From the South Rim of the Grand Canyon.

Johanna Eubank / Arizona Daily Star

On Jan. 11, 1908, President Theodore Roosevelt proclaimed the Grand Canyon a national monument.

The news didn't make the pages of the Arizona Daily Star until a couple of weeks later. From the Arizona Daily Star, Tuesday, Jan. 22, 1908:

GRAND CANYON OF ARIZONA A MONUMENT

It's Preservation and Protection Assured By The Action Of The President Under a Special Act.

President Roosevelt has just signed a proclamation making a National Monument of the Grand Canyon of Arizona, and another making an addition of 1,288,320 acres of land to the Tonto Forest which is also located in Arizona.

The world-famed Grand Canyon has been a part of the Grand Canyon National Forest, and its establishment as a National Monument is made by virtue of the Act of June 8, 1906, which provides that objects of scientific interest may be declared National Monuments if such action is deemed necessary for their preservation and protection.

The President, speaking of the importance of protecting the Grand Canyon as a National Monument, says in his proclamation: "It is an object of unusual scientific interest, being the greatest eroded canyon within the United States, and it appears that the public interests would be promoted by reserving it as a National Monument, with such other land as is necessary for its proper protection."

It has long been realized that it was highly desirable to have this wonderful gorge made by the Colorado river, set apart as a National Monument. This assures the area of exclusion from all kinds of entry, and the Government will have power to prevent the marring of the scenic beauty by unsightly exploitation of any kind. The area put in the National Monument constitutes approximately 825,280 acres. In determining the boundary of the National Monument an effort was made to draw the line approximately one mile back from the rim  of the canyon.

The addition of 1,288,320 acres to the Tonto National Forest in Arizona is situated in Maricopa, Gila and Pinal counties. That part of the addition which is situated on the west side of the Tonto Forest is given National Forest protection because it includes the watershed of the Verde rover, above the proposed McDowell reservoir site, which is located on the Verde just above its junction with Salt river.

It seems probable that this McDowell reservoir will be built by the Reclamation service, at some future time, and when this project is completed, something over 100,000 acres of land will be irrigated in the Salt River Valley, in addition to the land that will be assured of a uniform supply of water by the great Salt river project at Roosevelt.

The eastern portion of the addition includes the headwaters of the Pinal and Pinto creeks. Both of these streams empty into Salt River above the Roosevelt Dam. Their watersheds have been damaged by overgrazing, mainly by goats. It is of the utmost importance that the watersheds of these streams be protected.
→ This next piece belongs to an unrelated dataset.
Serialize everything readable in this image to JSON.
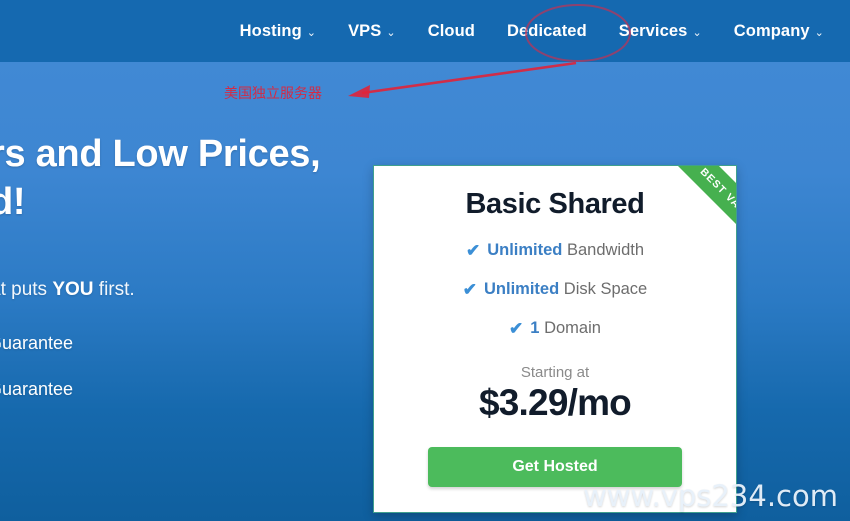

They are already carrying large quantities of silt into Salt river, and since they both empty near what will be the upper end of the reservoir, they could do enormous damage in filling it with silt. The most southern portion of the addition, lying directly west of the Pinal Mountains Forest which has not by this proclamation been made a part of the Tonto National Forest, protects the watershed of Queen Creek the waters of which the Reclamation Service has determined it will one day be desirable to impound.

The Pinal National Forest of 45,760 acres has been thrown into the Tonto Forest, giving an area including the new addition, of 2,449,280 acres. In the large addition there is very little commercial forest, but in most of the canyons and draws there are stands of oak and chapparal species, and in limited areas dense stands of Arizona cypress. This limited supply of wood is of great importance, both from the point of water conservation and of prolonging the fuel supply in a country in which the supply is very short.